New buffer zone law heads to House
BOSTON — With Senate approval of a bill designed to tighten security around abortion clinics now done, the measure moves on to the House, where Rep. Denise Andrews, D-Orange, also testified Wednesday before the Joint Committee on the Judiciary.
The proposal, given a Senate hearing Wednesday before being approved on a voice vote, is a response to the recent Supreme Court ruling striking down a 2007 Massachusetts law that established protest-free 35-foot “buffer zones” around the entrances of abortion clinics.
The unanimous decision deemed the law a restraint on the free-speech rights of anti-abortion protesters.
The bill would let police disperse groups substantially impeding access to abortion clinics. After a dispersal order is issued in writing, those individuals would have to stay at least 25 feet from the clinic’s entrances for up to eight hours.
The 25-foot boundary would have to be clearly marked and the new regulations must be posted.
The bill also prohibits anyone from intentionally injuring or intimidating — or attempting to injure or intimidate — any individual entering or leaving a facility using force or the threat of force. It would also ban anyone from impeding a vehicle’s access to a facility.
Senate President Therese Murray said the bill “will restore the basic rights that all women are entitled to when it comes to how they take care of their health” while meeting the concerns of the court.
Sen. Benjamin B. Downing, D-Pittsfield, a co-sponsor of the legislation, said, “This bill takes a responsible approach addressing the concerns of the Court. It carefully balances public safety and access considerations with free speech in mind.”
Senate Majority Leader Stanley Rosenberg, D-Amherst, added, “The Senate believes that a woman’s right to access health care without fear of intimidation is sacred. My colleagues and I believe that the overwhelming majority of Massachusetts citizens believe that, too. This bill would re-establish that closely held belief with a foundation in law.”
Eleanor McCullen, who successfully challenged the old buffer zone law, said she would head back to court if the new bill becomes law. She describes herself as a sidewalk counselor who seeks to talk with women one-on-one outside the clinics to persuade them against seeking an abortion.

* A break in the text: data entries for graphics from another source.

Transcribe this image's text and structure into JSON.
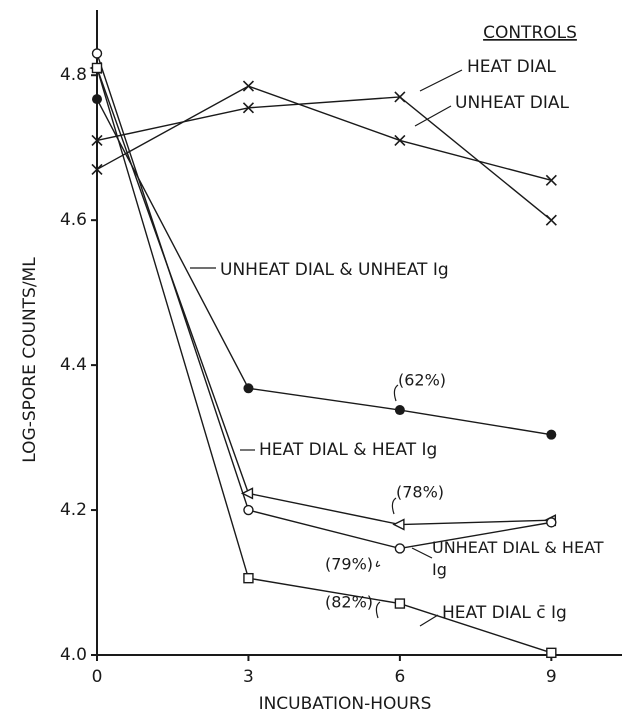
{
  "chart_data": {
    "type": "line",
    "xlabel": "INCUBATION-HOURS",
    "ylabel": "LOG-SPORE COUNTS/ML",
    "legend_title": "CONTROLS",
    "x": [
      0,
      3,
      6,
      9
    ],
    "xlim": [
      0,
      10.4
    ],
    "ylim": [
      4.0,
      4.89
    ],
    "xticks": [
      0,
      3,
      6,
      9
    ],
    "yticks": [
      {
        "value": 4.0,
        "label": "4.0"
      },
      4.2,
      4.4,
      4.6,
      {
        "value": 4.8,
        "label": "4.8"
      }
    ],
    "series": [
      {
        "name": "UNHEAT DIAL",
        "color": "#1a1a1a",
        "marker": "x",
        "values": [
          4.67,
          4.785,
          4.71,
          4.655
        ]
      },
      {
        "name": "HEAT DIAL",
        "color": "#1a1a1a",
        "marker": "x",
        "values": [
          4.71,
          4.755,
          4.77,
          4.6
        ]
      },
      {
        "name": "UNHEAT DIAL & UNHEAT Ig",
        "color": "#1a1a1a",
        "marker": "filled-circle",
        "annotation": "(62%)",
        "values": [
          4.767,
          4.368,
          4.338,
          4.304
        ]
      },
      {
        "name": "HEAT DIAL & HEAT Ig",
        "color": "#1a1a1a",
        "marker": "triangle",
        "annotation": "(78%)",
        "values": [
          4.81,
          4.223,
          4.18,
          4.186
        ]
      },
      {
        "name": "UNHEAT DIAL & HEAT Ig",
        "color": "#1a1a1a",
        "marker": "circle",
        "annotation": "(79%)",
        "values": [
          4.83,
          4.2,
          4.147,
          4.183
        ]
      },
      {
        "name": "HEAT DIAL c̄ Ig",
        "color": "#1a1a1a",
        "marker": "square",
        "annotation": "(82%)",
        "values": [
          4.81,
          4.106,
          4.071,
          4.003
        ]
      }
    ]
  }
}
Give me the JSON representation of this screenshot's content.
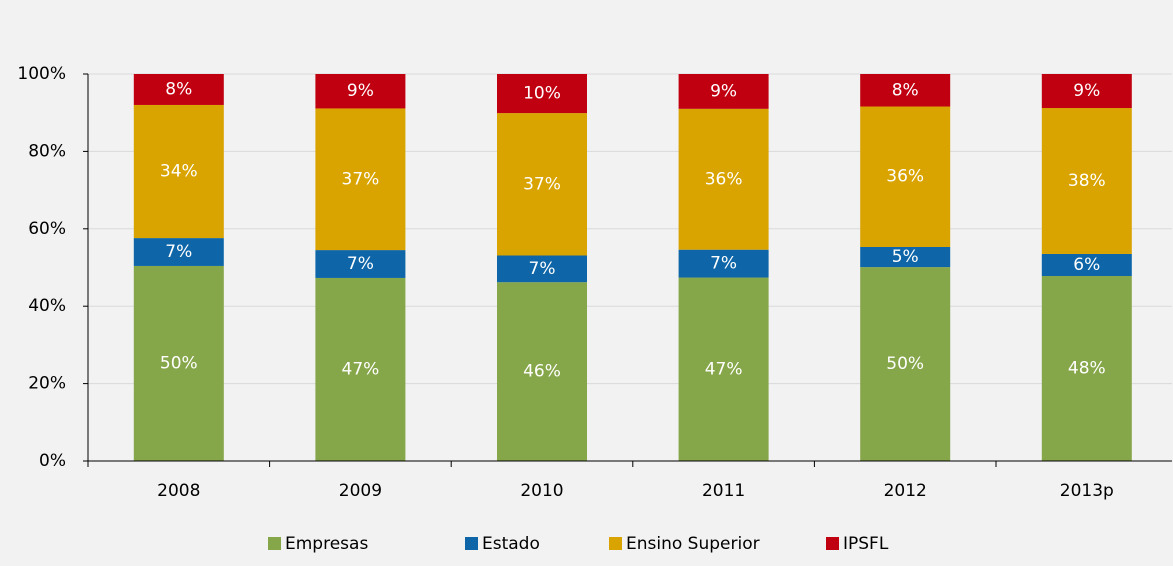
{
  "chart_data": {
    "type": "stacked_bar",
    "categories": [
      "2008",
      "2009",
      "2010",
      "2011",
      "2012",
      "2013p"
    ],
    "series": [
      {
        "name": "Empresas",
        "color": "#86a64a",
        "values": [
          50.4,
          47.3,
          46.2,
          47.4,
          50.1,
          47.8
        ],
        "value_labels": [
          "50%",
          "47%",
          "46%",
          "47%",
          "50%",
          "48%"
        ]
      },
      {
        "name": "Estado",
        "color": "#0e66a8",
        "values": [
          7.2,
          7.2,
          6.9,
          7.2,
          5.2,
          5.7
        ],
        "value_labels": [
          "7%",
          "7%",
          "7%",
          "7%",
          "5%",
          "6%"
        ]
      },
      {
        "name": "Ensino Superior",
        "color": "#d9a300",
        "values": [
          34.4,
          36.6,
          36.8,
          36.4,
          36.3,
          37.7
        ],
        "value_labels": [
          "34%",
          "37%",
          "37%",
          "36%",
          "36%",
          "38%"
        ]
      },
      {
        "name": "IPSFL",
        "color": "#c00010",
        "values": [
          8.0,
          8.9,
          10.1,
          9.0,
          8.4,
          8.8
        ],
        "value_labels": [
          "8%",
          "9%",
          "10%",
          "9%",
          "8%",
          "9%"
        ]
      }
    ],
    "ylim": [
      0,
      100
    ],
    "yticks": [
      {
        "value": 0,
        "label": "0%"
      },
      {
        "value": 20,
        "label": "20%"
      },
      {
        "value": 40,
        "label": "40%"
      },
      {
        "value": 60,
        "label": "60%"
      },
      {
        "value": 80,
        "label": "80%"
      },
      {
        "value": 100,
        "label": "100%"
      }
    ],
    "grid": true,
    "legend": "bottom"
  }
}
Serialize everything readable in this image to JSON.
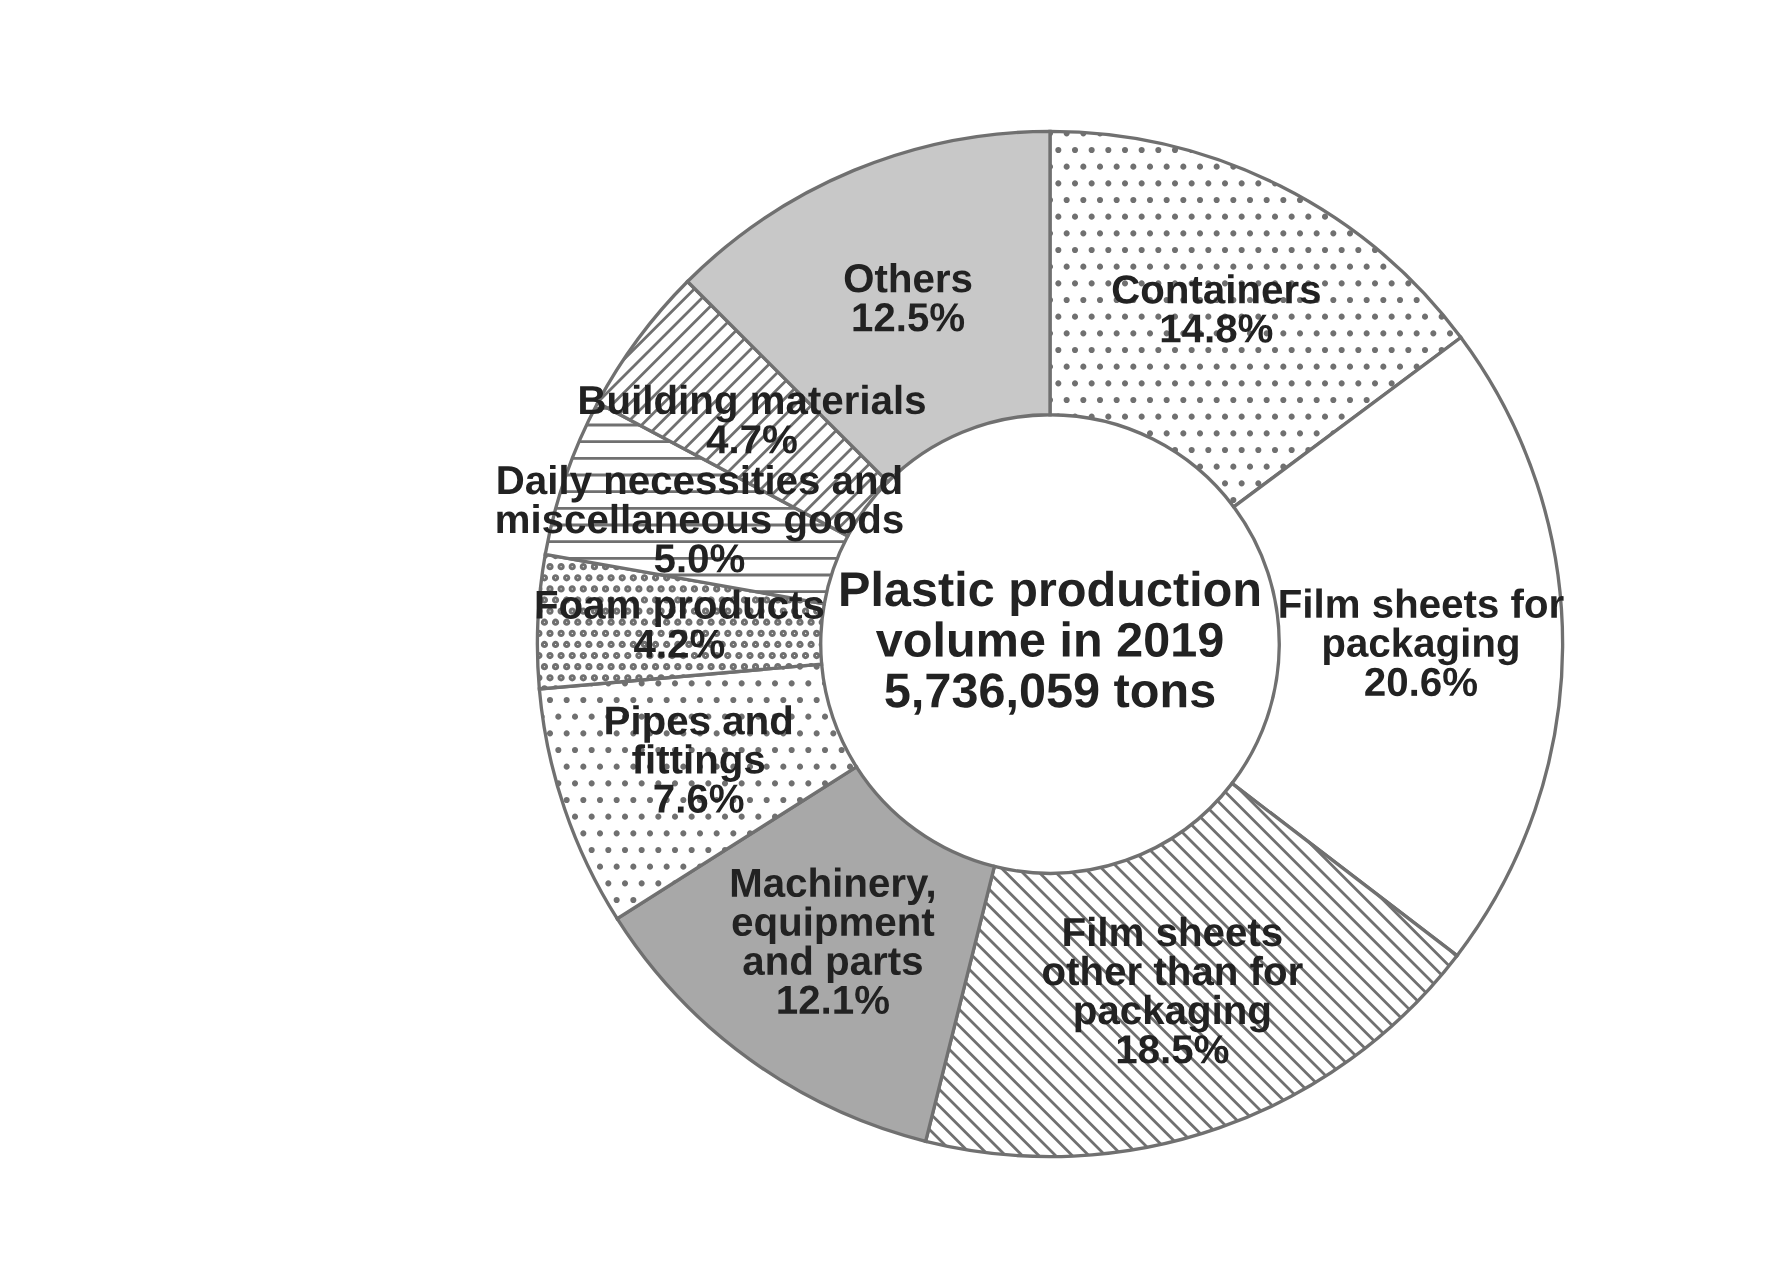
{
  "chart_data": {
    "type": "donut",
    "categories": [
      "Containers",
      "Film sheets for\npackaging",
      "Film sheets\nother than for\npackaging",
      "Machinery,\nequipment\nand parts",
      "Pipes and\nfittings",
      "Foam products",
      "Daily necessities and\nmiscellaneous goods",
      "Building materials",
      "Others"
    ],
    "values": [
      14.8,
      20.6,
      18.5,
      12.1,
      7.6,
      4.2,
      5.0,
      4.7,
      12.5
    ],
    "value_labels": [
      "14.8%",
      "20.6%",
      "18.5%",
      "12.1%",
      "7.6%",
      "4.2%",
      "5.0%",
      "4.7%",
      "12.5%"
    ],
    "colors": [
      "#ffffff",
      "#ffffff",
      "#ffffff",
      "#a8a8a8",
      "#ffffff",
      "#ffffff",
      "#ffffff",
      "#ffffff",
      "#c8c8c8"
    ],
    "annotations": [
      "Plastic production\nvolume in 2019\n5,736,059 tons"
    ],
    "legend": false
  }
}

“She’s about to go in and destroy her child,” McCullen said at Wednesday’s hearing. “This is a life-changing decision and I am there to say ‘good morning, how can I help you?’”
After the hearing, McCullen said the bill could be used to again block the first amendment rights of those outside the clinics.
The bill’s supporters, including Attorney General Martha Coakley, said the legislation is needed to protect the safety of women entering clinics and the free speech rights of protesters.
Testifying at the same hearing, Coakley said the bill addresses behavior, not speech.
“We should have these tools ready that will be used only when behavior crosses the line,” she said.
Gov. Deval Patrick said he believes the legislation is on solid constitutional footing, but still expects legal challenges.
The bill would also let anyone who believes they are a victim of aggressive protesters to file a civil action in Superior Court seeking injunctive relief, damages, and attorneys’ fees. Any violation of an injunction would constitute a criminal offense.
Supporters say that portion of the bill largely mirrors civil remedies allowed under the federal Freedom of Access to Clinic Entrances Act.
The legislation would also amend the state’s existing civil rights act to allow the attorney general to seek damages on behalf of affected individuals who have been blocked from clinics. The attorney general would also be able to recover litigation costs and seek civil penalties for the interference of constitutional rights.
In her committee testimony Wednesday, Andrews said, “All residents of our Commonwealth deserve dignity and privacy in seeking health care services — free from harassment, intimidation and coercion.”
She added, “If protesters opposed to the practice of medical care were harassing individuals outside Dana Farber trying to coerce cancer patients not to seek treatment, there would be public outrage, and rightfully so.”